Selon lui, les compétences du pouvoir exécutif et du pouvoir législatif sont encadrées par la Constitution et les lois. Et que cette cohabitation a eu lieu en France sans pour autant instaurer une crise institutionnelle. «C’est vrai. Il y a eu un malentendu entre deux personnes. Mais il n’y a jamais eu de crise au sommet de l’Etat. Ni l’Etat du Sénégal, ni ses institutions, ni sa sécurité, ni son intégrité ne sont engagés aujourd’hui. Donc, nous mettons en garde parce que tous les complots ont été concoctés à travers une supposée crise», soutient le leader de Pastef ajoutant que des individus au sommet de l’Etat veulent passer par des institutions judiciaires pour réussir ce complot. «Ils sont en train de concocter quelque chose. Ce pays a assez souffert des complots et des combiens. Que chacun se limite là où il doit s’arrêter», met-il en garde.

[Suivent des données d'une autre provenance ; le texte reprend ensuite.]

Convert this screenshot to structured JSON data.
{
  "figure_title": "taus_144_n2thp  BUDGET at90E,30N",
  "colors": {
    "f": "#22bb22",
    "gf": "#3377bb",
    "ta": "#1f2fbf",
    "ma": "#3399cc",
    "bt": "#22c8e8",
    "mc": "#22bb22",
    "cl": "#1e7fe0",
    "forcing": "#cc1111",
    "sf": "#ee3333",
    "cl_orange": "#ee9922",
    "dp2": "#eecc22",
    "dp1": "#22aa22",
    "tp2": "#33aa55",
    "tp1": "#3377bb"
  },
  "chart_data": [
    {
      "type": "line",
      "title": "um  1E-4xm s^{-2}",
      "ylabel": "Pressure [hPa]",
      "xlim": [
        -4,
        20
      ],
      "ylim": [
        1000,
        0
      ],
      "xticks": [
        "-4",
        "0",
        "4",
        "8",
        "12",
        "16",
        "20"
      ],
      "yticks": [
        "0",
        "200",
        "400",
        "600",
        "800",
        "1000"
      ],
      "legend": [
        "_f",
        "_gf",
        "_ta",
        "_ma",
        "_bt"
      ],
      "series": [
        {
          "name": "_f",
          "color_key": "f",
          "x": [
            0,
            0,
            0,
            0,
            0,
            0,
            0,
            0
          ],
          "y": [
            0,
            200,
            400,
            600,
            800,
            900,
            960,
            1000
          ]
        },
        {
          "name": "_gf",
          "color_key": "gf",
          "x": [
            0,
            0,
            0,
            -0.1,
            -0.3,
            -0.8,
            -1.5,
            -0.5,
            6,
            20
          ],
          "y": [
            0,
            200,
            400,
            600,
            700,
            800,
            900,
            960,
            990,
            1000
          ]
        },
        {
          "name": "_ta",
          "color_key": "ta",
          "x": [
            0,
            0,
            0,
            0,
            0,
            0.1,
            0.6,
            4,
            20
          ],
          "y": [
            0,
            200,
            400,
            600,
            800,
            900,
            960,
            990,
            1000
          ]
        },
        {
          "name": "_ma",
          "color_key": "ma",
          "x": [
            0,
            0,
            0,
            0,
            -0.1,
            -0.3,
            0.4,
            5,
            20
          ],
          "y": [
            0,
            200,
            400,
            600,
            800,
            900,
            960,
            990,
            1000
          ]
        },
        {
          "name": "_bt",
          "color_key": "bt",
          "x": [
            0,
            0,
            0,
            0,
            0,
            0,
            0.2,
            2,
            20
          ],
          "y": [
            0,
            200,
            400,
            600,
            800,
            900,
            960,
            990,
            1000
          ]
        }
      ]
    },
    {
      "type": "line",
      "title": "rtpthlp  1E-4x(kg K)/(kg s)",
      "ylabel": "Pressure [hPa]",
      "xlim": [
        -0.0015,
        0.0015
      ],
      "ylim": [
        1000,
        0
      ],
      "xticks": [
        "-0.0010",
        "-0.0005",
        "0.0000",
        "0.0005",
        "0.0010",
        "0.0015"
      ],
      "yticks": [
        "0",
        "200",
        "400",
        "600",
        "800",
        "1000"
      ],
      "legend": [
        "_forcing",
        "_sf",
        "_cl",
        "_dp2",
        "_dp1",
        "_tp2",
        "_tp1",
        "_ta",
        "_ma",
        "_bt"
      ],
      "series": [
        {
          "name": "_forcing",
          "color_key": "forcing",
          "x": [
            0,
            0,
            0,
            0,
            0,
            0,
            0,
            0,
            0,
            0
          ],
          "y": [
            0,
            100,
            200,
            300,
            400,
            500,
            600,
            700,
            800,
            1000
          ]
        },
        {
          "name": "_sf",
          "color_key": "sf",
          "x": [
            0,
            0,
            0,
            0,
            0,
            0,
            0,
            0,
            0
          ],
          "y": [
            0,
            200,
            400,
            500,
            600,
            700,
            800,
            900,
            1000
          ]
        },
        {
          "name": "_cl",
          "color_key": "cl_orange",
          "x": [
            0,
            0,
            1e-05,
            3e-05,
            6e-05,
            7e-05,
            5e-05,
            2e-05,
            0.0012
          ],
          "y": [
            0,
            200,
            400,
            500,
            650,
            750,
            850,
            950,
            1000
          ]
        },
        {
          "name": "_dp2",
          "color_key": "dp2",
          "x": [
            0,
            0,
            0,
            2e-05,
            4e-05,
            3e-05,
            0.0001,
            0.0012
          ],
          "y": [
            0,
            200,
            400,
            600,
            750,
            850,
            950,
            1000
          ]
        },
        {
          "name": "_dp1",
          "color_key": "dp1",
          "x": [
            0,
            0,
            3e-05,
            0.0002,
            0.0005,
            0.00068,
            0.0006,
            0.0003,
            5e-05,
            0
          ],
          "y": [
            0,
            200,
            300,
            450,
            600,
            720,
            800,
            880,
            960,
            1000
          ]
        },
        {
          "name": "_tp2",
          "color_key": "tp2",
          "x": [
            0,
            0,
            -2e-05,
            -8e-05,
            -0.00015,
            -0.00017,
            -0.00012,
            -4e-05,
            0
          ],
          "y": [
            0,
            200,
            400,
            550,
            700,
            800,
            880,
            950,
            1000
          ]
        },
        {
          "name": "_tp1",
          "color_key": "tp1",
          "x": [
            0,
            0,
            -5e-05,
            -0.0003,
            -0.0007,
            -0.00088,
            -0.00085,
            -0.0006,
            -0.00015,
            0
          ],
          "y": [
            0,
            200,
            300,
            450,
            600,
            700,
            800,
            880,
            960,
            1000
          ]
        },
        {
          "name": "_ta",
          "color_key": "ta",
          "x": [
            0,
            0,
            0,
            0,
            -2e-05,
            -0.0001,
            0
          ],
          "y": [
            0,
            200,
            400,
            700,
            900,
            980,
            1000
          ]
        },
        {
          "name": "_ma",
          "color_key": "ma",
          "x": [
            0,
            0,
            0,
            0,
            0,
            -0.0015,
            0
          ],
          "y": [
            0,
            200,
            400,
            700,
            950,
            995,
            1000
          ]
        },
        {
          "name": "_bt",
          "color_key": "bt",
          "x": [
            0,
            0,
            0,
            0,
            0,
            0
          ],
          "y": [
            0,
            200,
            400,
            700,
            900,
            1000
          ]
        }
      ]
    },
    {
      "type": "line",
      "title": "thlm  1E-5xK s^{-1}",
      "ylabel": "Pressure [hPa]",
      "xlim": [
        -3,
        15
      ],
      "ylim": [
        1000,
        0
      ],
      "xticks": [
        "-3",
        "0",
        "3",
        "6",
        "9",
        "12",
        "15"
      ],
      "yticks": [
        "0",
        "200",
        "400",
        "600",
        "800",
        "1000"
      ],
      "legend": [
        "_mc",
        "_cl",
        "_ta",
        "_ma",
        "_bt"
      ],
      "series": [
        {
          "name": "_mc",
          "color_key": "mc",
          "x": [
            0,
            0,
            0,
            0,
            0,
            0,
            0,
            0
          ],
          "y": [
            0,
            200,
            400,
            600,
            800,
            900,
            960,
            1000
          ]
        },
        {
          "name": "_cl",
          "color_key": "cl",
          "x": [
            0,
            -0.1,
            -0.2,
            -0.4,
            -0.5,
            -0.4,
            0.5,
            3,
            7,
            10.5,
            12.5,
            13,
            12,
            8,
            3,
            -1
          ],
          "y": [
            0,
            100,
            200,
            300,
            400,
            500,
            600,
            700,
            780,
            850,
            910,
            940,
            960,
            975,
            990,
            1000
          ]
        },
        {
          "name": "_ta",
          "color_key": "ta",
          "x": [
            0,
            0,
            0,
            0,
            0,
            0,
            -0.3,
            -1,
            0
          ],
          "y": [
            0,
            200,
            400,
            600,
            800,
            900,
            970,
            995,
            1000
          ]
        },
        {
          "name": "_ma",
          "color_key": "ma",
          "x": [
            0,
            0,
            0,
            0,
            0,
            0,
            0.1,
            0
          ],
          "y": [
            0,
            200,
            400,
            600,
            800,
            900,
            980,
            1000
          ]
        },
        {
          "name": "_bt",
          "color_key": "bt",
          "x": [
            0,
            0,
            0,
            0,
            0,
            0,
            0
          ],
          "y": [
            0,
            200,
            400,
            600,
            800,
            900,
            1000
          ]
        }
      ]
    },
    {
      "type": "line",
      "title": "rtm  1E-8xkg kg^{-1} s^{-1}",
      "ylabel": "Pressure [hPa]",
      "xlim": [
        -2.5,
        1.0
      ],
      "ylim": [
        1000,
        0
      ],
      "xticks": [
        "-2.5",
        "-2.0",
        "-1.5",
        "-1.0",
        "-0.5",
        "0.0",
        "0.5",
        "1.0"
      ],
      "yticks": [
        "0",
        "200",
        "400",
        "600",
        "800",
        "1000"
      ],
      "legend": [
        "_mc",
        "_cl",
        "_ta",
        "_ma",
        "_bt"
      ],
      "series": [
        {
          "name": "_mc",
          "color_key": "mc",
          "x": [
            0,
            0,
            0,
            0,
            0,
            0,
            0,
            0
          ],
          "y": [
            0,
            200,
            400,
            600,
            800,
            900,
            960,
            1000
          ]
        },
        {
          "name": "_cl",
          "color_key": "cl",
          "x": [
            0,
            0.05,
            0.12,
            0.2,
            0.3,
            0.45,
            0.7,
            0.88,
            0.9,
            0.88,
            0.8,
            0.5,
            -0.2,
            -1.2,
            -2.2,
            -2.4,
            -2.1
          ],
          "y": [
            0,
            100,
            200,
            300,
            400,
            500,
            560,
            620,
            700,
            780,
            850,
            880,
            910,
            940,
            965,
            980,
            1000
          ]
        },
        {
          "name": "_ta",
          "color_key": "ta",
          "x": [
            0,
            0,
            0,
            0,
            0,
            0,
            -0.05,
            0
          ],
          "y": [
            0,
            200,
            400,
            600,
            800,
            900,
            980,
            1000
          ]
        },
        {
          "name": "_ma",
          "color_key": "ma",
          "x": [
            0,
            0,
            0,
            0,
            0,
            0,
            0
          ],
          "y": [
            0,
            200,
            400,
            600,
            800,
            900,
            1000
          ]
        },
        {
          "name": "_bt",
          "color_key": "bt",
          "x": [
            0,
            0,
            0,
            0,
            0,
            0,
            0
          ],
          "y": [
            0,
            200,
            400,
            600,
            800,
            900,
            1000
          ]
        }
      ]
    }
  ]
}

Aux hauts fonctionnaires, gradés de l’armée et de la police, il leur demande de rester équidistants des «combines politiques». Selon lui, la loi leur interdit d’exécuter un ordre illégal. «Il ne faut jamais accepter d’exécuter un ordre politique du président de la République. Le Sénégal, c’est le peuple. Ce n’est pas de s’enfermer dans des bureaux au palais, à la primature ou au ministère de la Justice pour penser que c’est cela le Sénégal. Certains abusent de leur parcelle de pouvoir pour les beaux yeux et le plaisir d’un président de la République», dit-il affirmant que ceux qui le combattent veulent restaurer l’ancien système.